June 20: After Jetlite (previously known as Air Sahara) officials refused to take on board 34-year-old wheelchair-borne Rajiv Rajan without an escort on Monday, the debate on the need to sensitize private airlines to the rights of the disabled has triggered nationwide.
The passenger, 34-year-old Rajiv Rajan, working with an NGO called Vidyasagar, was due to fly to New Delhi on Monday morning to attend a meeting of the National Trust, a body under the ministry of social justice and empowerment, that works for disabled persons. The directorate-general of civil aviation (DGCA), the regulator in the civil aviation sector, has sought an explanation from the airline Jetlite (known till now as Air Sahara) for its refusal to board Rajiv Rajan.
"Cerebral palsy is a condition and not an illness. Those affected by cerebral palsy do not have control over their muscles. It does not mean that these persons are unwell and unfit to travel by air," said Abidi, Disabled Rights Group convenor. "Air Sahara has treated Rajan shabbily and should immediately apologise to him, besides giving him compensation," he added.
About 100 physically challenged persons today formed a human chain in front of the domestic airport in Chennai in protest of refusal by a private airline's to allow a cerebral palsy victim to board the aircraft without an escort. They were holding placards, most of them in wheelchairs, held a peaceful protest by forming the human chain for nearly 90 minutes.
They demanded equal rights and urged the government to put an end to discrimination against the disabled.
"We've been facing discrimination from various airlines and Monday's incident was the height of it. It not only violated human rights, but also the International Civil Aviation rules," said Smitha, Assistant Coordinator - Vidyasagar, an NGO which organised the agitation.
"We want to make this issue a national movement against discrimination on the grounds of disability and are also planning to file a Public Interest Litigation against the Civil Aviation Ministry," she added.
However Jetlite in its defence came up with a different story, stated as “His (Mr. Rajan’s) driver requested for a wheelchair and left him without advising any details to the staff on duty. The duty officer attending to him (Mr.

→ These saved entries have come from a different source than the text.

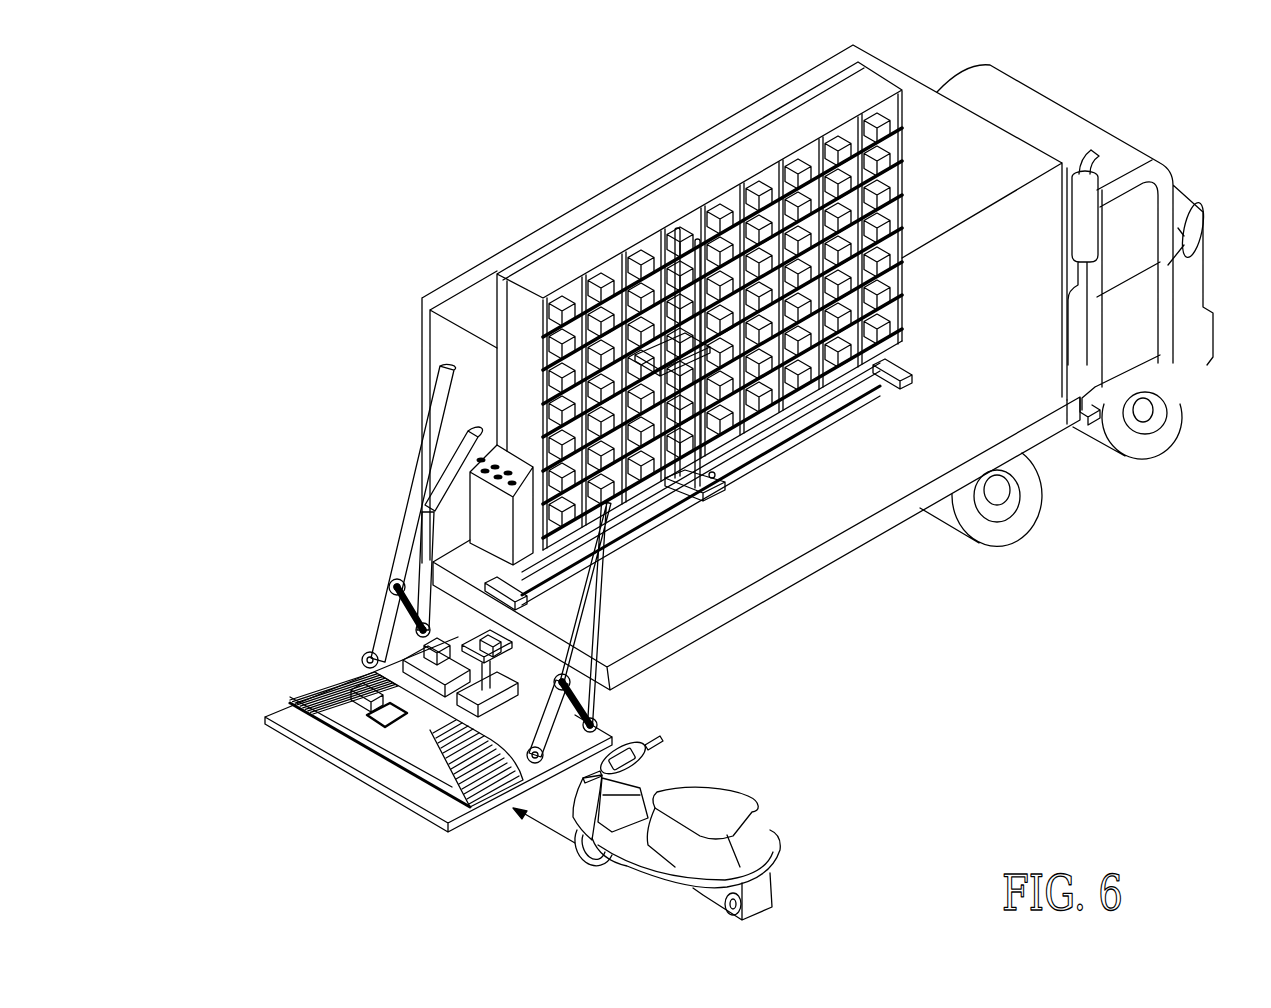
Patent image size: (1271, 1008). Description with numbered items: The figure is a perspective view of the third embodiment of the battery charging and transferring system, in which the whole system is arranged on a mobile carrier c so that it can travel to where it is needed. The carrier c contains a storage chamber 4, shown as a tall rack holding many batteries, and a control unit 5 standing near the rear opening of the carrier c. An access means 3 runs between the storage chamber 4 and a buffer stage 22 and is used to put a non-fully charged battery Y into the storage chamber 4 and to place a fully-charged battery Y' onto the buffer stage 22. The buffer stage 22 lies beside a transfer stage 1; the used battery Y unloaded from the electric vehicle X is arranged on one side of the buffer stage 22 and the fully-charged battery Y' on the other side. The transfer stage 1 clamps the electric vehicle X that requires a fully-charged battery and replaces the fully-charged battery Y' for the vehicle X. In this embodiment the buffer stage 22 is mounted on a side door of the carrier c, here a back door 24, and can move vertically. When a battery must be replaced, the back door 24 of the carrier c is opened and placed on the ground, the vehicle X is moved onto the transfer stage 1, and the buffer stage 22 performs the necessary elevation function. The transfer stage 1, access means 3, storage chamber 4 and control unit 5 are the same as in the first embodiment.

The transfer stage 1 is at (360, 755).
The access means 3 is at (722, 508).
The storage chamber 4 is at (597, 206).
The control unit 5 is at (478, 497).
The buffer stage 22 is at (400, 667).
The back door 24 is at (287, 718).
The used battery Y is at (408, 624).
The fully-charged battery Y' is at (355, 629).
The electric vehicle X is at (758, 798).
The mobile carrier c is at (1103, 486).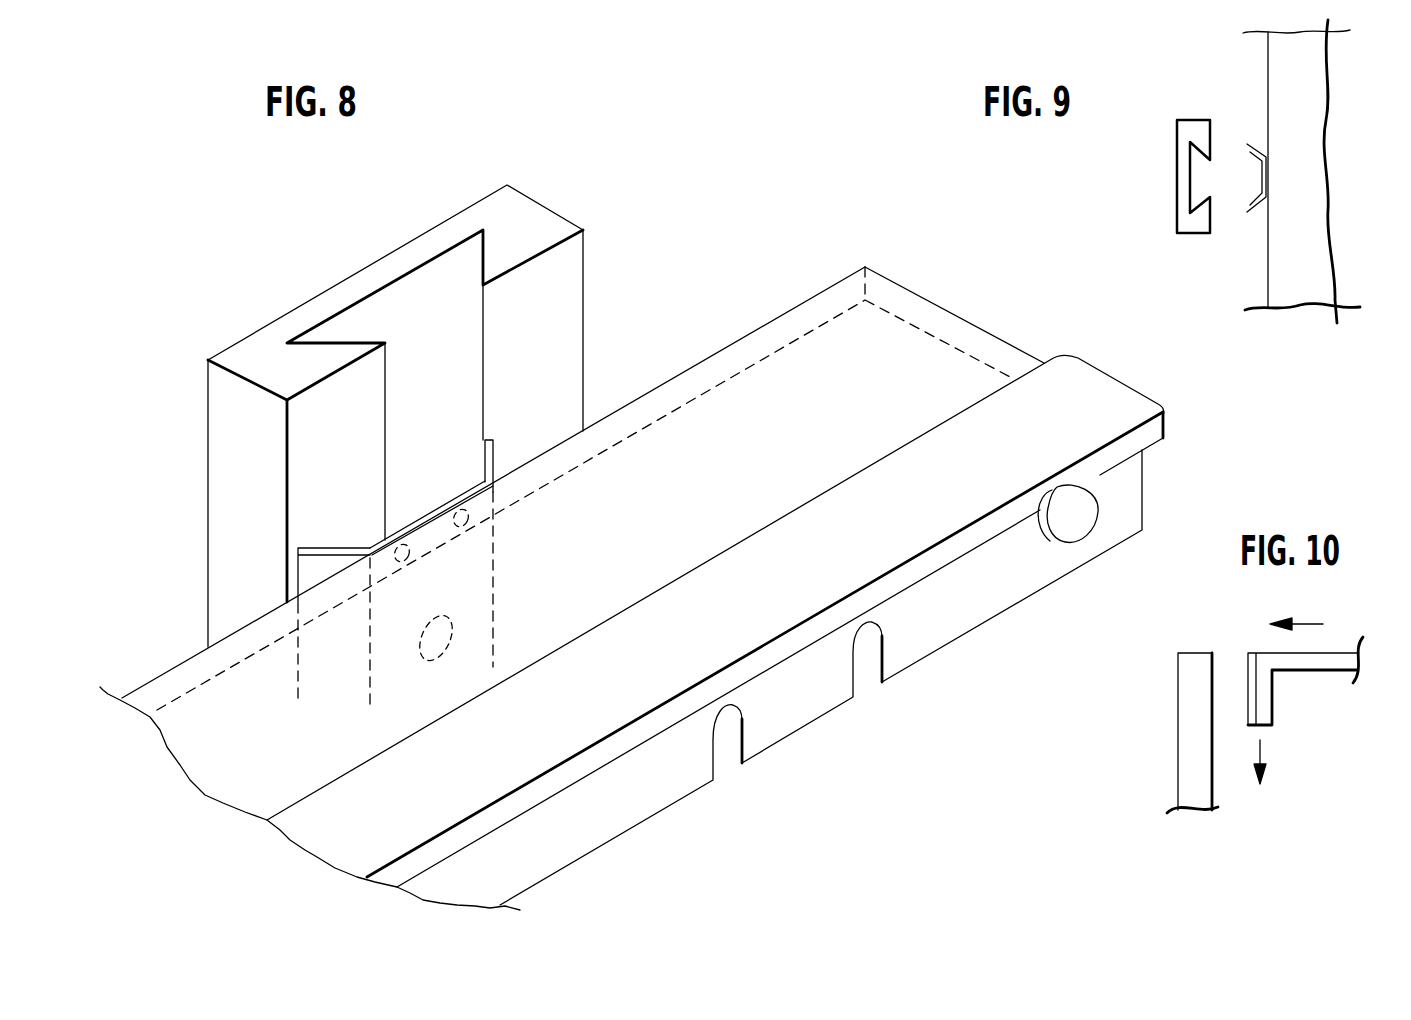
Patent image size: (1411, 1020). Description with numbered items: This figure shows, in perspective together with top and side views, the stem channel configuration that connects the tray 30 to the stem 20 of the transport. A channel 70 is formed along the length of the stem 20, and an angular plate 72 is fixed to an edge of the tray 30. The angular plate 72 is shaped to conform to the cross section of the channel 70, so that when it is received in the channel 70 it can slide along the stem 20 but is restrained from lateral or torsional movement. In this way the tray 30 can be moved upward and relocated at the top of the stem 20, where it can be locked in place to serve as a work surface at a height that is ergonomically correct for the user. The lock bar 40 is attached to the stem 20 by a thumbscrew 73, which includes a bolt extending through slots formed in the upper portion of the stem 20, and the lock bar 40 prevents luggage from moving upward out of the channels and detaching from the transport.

In FIG. 8, the stem 20 is at (240, 362).
In FIG. 9, the stem 20 is at (1178, 163).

Rajan), on seeing his condition in the wheelchair, enquired whether he had any attendant with him or was in possession of a fitness certificate which was required for his travel. On the inability of Rajan to explain the situation to the duty officer, he was advised that he was not in a fit condition to travel on the flight. Unfortunately, Rajan seemed upset and started rolling on the floor and was unable to give any additional information,"
According to Jetlite it had been guided by the medical manual of the International Air Travel Association (IATA) in refusing Rajan’s entry. "Air travel for passengers who need care is guided by Section 6 of the IATA Medical Manual, which requires medical clearance if the passenger is (either) incapable of caring for himself or requires special assistance, has a medical condition that may be adversely affected by the flight environment, (or) is considered to be a potential hazard to the safety of the flight, including the possibility of diversion of the flight or an unscheduled landing," Jetlite stated.
Head of the National Trust, Poonam Natarajan, said that the trust would definitely take up the matter with the social justice ministry. Rajiv Rajan was travelling to New Delhi to attend a subcommittee meeting of the National Trust to decide on the issue of imparting training to persons with disabilities.